Two women, very much alike in appearance and posture. I gave to one and withheld from the other. I could argue that the reason I did not give to the second woman was because I had already done my charitable duty for the day or that it was her mention of having four children. But neither of those thoughts occurred to me.


What I have come to believe is that the first instance was precipitated by the God within — and I'm aware some may cringe at that phrase. For me, it resonates. I felt the two moments move in different directions. One felt like expansion; the other like contraction. I have learned, slowly, to trust that sense of opening more than the tightening that so often calls itself prudence.


I don’t know why I was compelled to give, only that it felt true. The second instance, which was also brought on by the God within, I could not hear. It was blocked by my ego and fears of having given too much or of being taken advantage of. This is the “problem” I am working on. This disparity between my true nature and the man I so often am.


But I need to be careful here. I cannot prove that the first encounter was my acceptance of the God within and the second was blocked by ego. I have spent a long time confusing those two things — fear and wisdom, caution and cowardice. But one felt solid and the other empty. And I also need to be clear that the voice within has not always served me well. There have been times I acted on sudden certainty and regretted it. There will be again. The God within and my ego aren't always easy to tell apart. That's precisely why this is still a problem I'm working on rather than one I've solved.

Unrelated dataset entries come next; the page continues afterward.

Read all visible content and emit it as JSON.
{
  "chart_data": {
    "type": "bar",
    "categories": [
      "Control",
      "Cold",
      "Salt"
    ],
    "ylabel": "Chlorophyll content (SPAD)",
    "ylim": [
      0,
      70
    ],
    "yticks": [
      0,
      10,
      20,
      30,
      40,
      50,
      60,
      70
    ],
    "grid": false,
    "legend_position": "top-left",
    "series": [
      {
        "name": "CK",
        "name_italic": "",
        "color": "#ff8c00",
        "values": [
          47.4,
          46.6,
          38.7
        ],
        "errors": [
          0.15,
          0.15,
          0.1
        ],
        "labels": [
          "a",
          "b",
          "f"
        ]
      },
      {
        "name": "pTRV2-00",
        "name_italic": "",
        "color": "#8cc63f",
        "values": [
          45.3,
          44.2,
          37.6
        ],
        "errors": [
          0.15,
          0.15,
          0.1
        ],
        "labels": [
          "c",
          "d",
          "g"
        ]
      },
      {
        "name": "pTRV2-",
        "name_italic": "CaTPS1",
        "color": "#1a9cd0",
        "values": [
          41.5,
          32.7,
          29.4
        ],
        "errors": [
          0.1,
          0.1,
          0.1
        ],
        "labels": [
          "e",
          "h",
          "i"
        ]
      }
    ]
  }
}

Fear sent me fleeing from the Italian Alps, fear can fill a Paris apartment with ambient anxiety at three in the morning, fear is the voice that says go home, this is stupid, you can't afford it. That fear is not protecting me. It is keeping me small.


The next morning, reading from one of my daily books of reflection, I came across this passage from Evelyn Underhill.

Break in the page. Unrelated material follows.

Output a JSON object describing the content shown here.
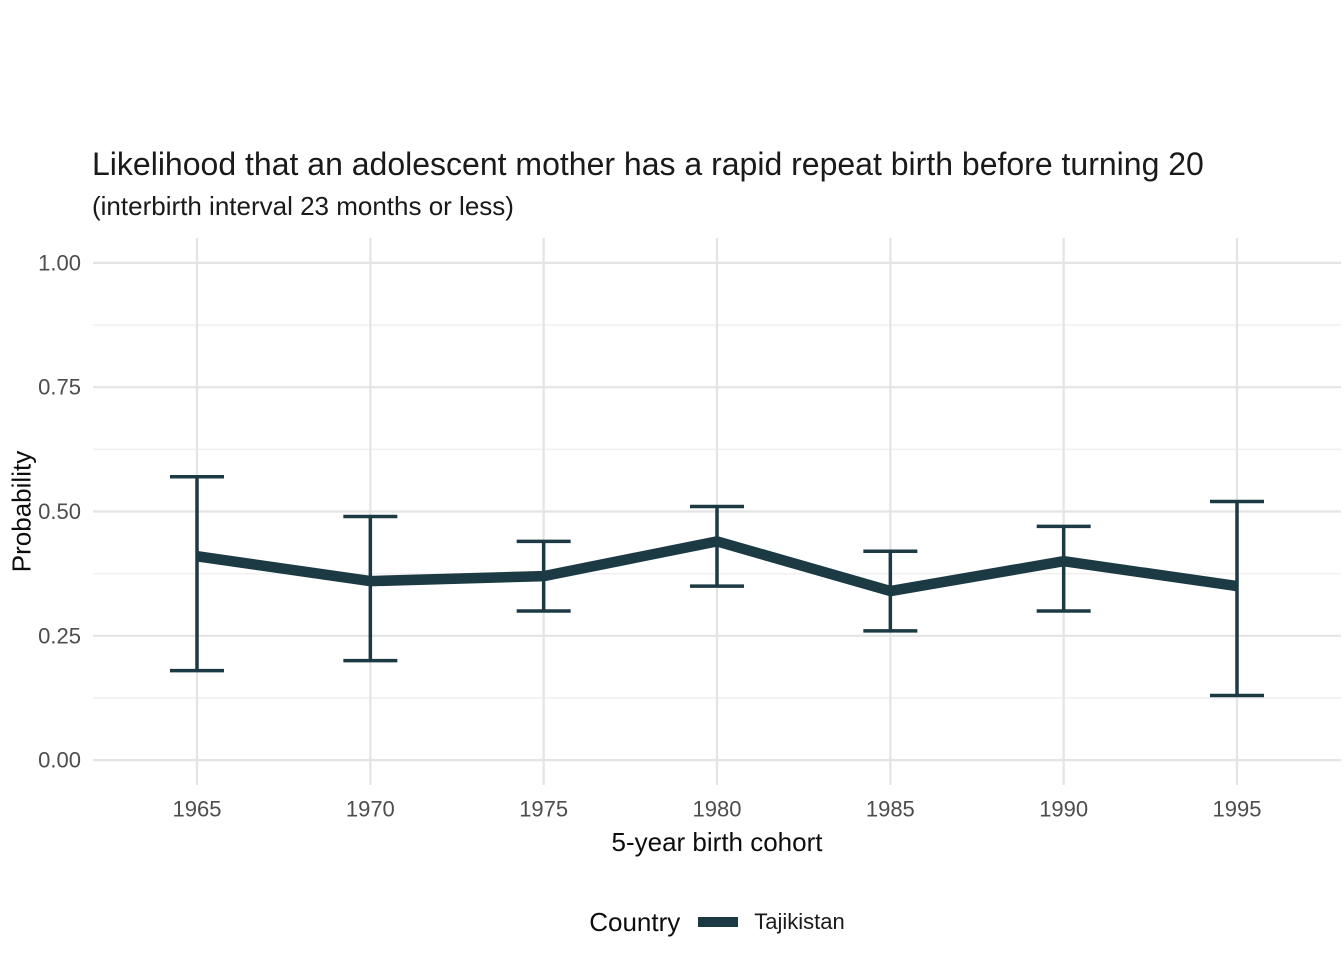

“The moment in which we become aware of the creative action of God and are therefore able to respond or resist, is the moment in which our conscious spiritual life begins. It is this step that takes us beyond self-interest, beyond succession, and sets up a direct intercourse with the soul’s Home.”


I was able to both respond and resist the creative action of God. Underhill would recognize the difference, I think. The gift itself was of no real consequence. My self-centered fears and fragile ego are there at every turn, drowning out the voice within and thwarting any true expansion. That first encounter closed the gap for a moment between who I wish to be and who I actually am. The issue is how open I am to this presence and then how willing I am to let it guide my actions.


I don't know what became of Anka. Whether the fifty euros fed her children that night or disappeared into something else entirely is not mine to know. I gave it and walked away, and what happened next belonged to her, not to me. That is perhaps the point. The gift, once given, is no longer yours. You release it the way you release a name spoken aloud in an empty forest, not knowing what it does, only that the speaking mattered.


Standing there on the sidewalk, my hand still warm from the brief contact with hers, I wanted nothing more than to walk away quickly and not think about it. The understanding came later, at my desk, the way most understanding does — quietly, and only after I had given up expecting it.


I am not seeking to disappear. I am seeking to appear as I truly am.